同社では訴え以外にも、障害者雇用に関して、2009~2021年において大半の年で雇用率未達や2020年の東京労働局への報告が適切に行われていなかった問題(罰則規定あり)が見つかっています。「私も合理的配慮が守られておらず、1日待機状態だった」「途中で交代した上司には精神障害への理解は全くなかった」という声も上がっています。
安心して応募できるのか
一般に外資系企業ではハラスメントやコンプライアンスに厳しく、違反者への解雇処分も踏み込んで行われているといわれますが。
「働きがい」「心理的安全性」「定着重視」を発信してきたセールスフォース日本法人は、安心して応募できる職場環境なのでしょうか。同社は係争中を理由にコメントせず、世界で最も素晴らしい職場環境であるように発信し続けています。

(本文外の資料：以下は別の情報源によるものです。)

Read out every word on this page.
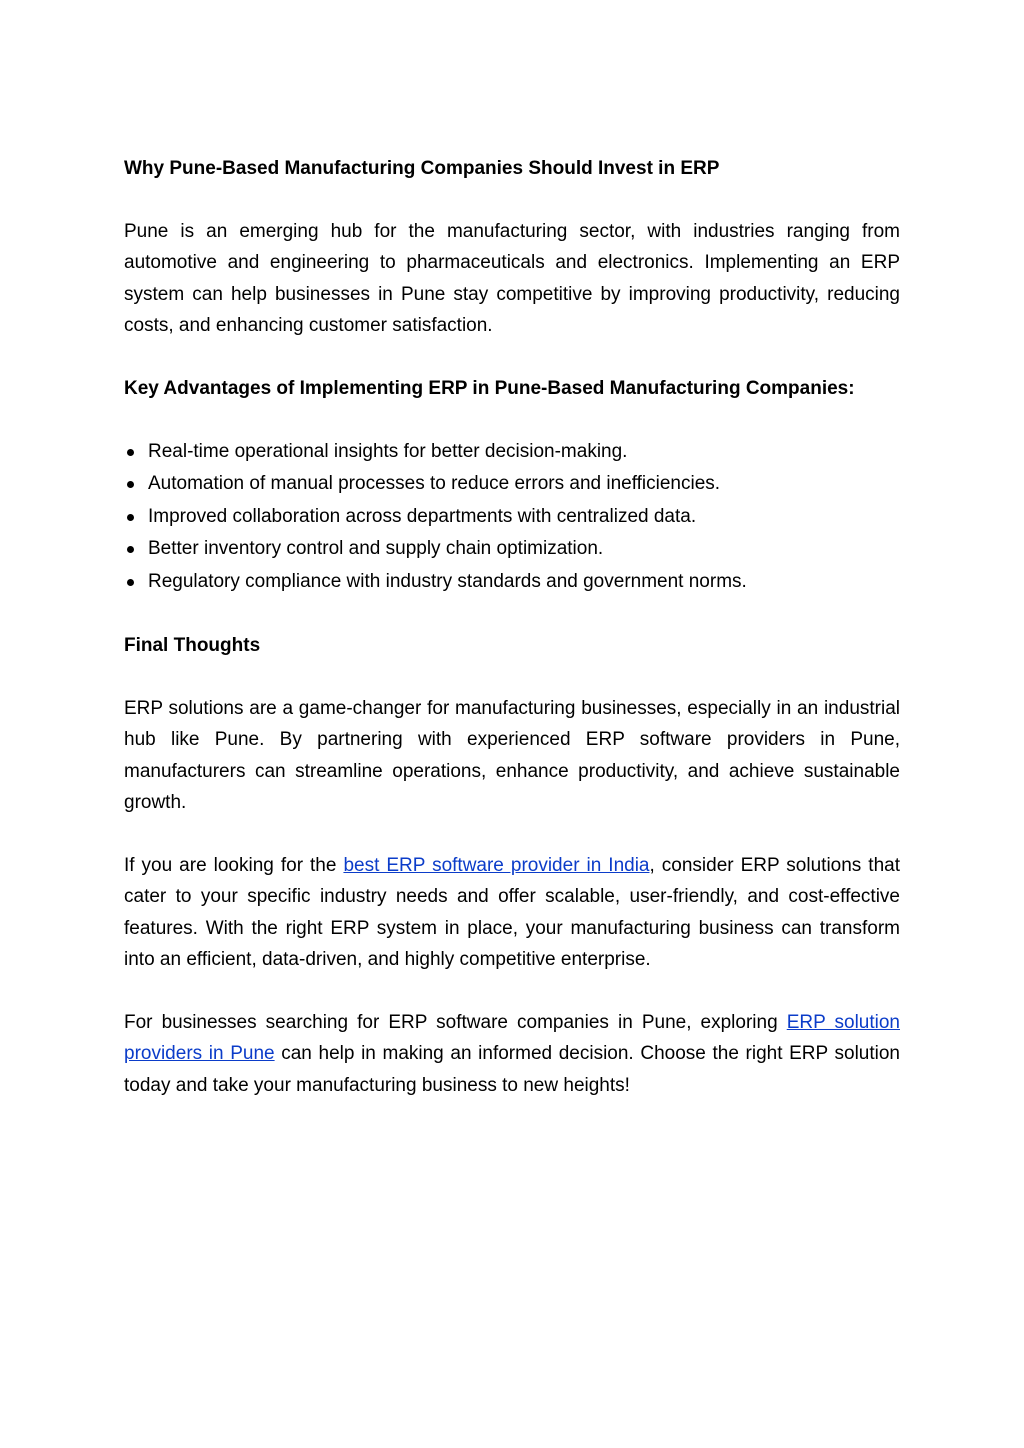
Why Pune-Based Manufacturing Companies Should Invest in ERP

Pune is an emerging hub for the manufacturing sector, with industries ranging from automotive and engineering to pharmaceuticals and electronics. Implementing an ERP system can help businesses in Pune stay competitive by improving productivity, reducing costs, and enhancing customer satisfaction.

Key Advantages of Implementing ERP in Pune-Based Manufacturing Companies:

Real-time operational insights for better decision-making.
Automation of manual processes to reduce errors and inefficiencies.
Improved collaboration across departments with centralized data.
Better inventory control and supply chain optimization.
Regulatory compliance with industry standards and government norms.

Final Thoughts

ERP solutions are a game-changer for manufacturing businesses, especially in an industrial hub like Pune. By partnering with experienced ERP software providers in Pune, manufacturers can streamline operations, enhance productivity, and achieve sustainable growth.

If you are looking for the best ERP software provider in India, consider ERP solutions that cater to your specific industry needs and offer scalable, user-friendly, and cost-effective features. With the right ERP system in place, your manufacturing business can transform into an efficient, data-driven, and highly competitive enterprise.

For businesses searching for ERP software companies in Pune, exploring ERP solution providers in Pune can help in making an informed decision. Choose the right ERP solution today and take your manufacturing business to new heights!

同社では過去2年間で短期契約満了となった障害者が少なくとも3人判明しています。提訴したのはそのうちの1人でした。ここまでの問題が発覚してもなお、セールスフォースに応募せざるを得ない障害者もいます。特に発達・精神障害者や地方の障害者の働く場所は限られています。
障害の有無問わず、「激務できつい」「ワークライフバランスはない」と苦しみながら短期離職という人も何人も出ている、という声も上がっています。
「外資系企業では極端な成果主義でクビ切りが横行している」というイメージが日本で根強くあります。
日本の障害者雇用制度を守る意識が希薄と言わざるを得ない巨大米国系企業に、日本の司法はどう答えを出すか。
リンクトインで閲覧2700回超え
リンクトインでは一連の調査報道について、発信を重ねるうちにリアクションやコメントが増え、閲覧回数2700回を超えるようになっています。(対してnoteは最高で1500ビュー程度)
リンクトインは世界とつながるビジネスSNSであり、誹謗中傷が少なく立場の弱い人も声を伝えられるプラットフォームです。米国ではいまや、社員の人種差別のリンクトイン告発があれば、ESGアクティビスト投資家からの厳しい視線にさらされるようになる。
一連の調査報道にコメントやいいね!などのリアクションをするユーザーを、リンクトインを活用する企業はどうみるか。そこも、ダイバーシティ&インクルージョンにどれだけ本腰を入れられるか、試金石となるといえそうです。
もちろん、「見る専」であっても十分であると考えます。見る専になる人が多数派とみられます。
国際世論が喚起され、裁判の流れが変わり、業界全体への影響や、日本の障害者雇用制度見直しに向けた議論が始まることを信じています。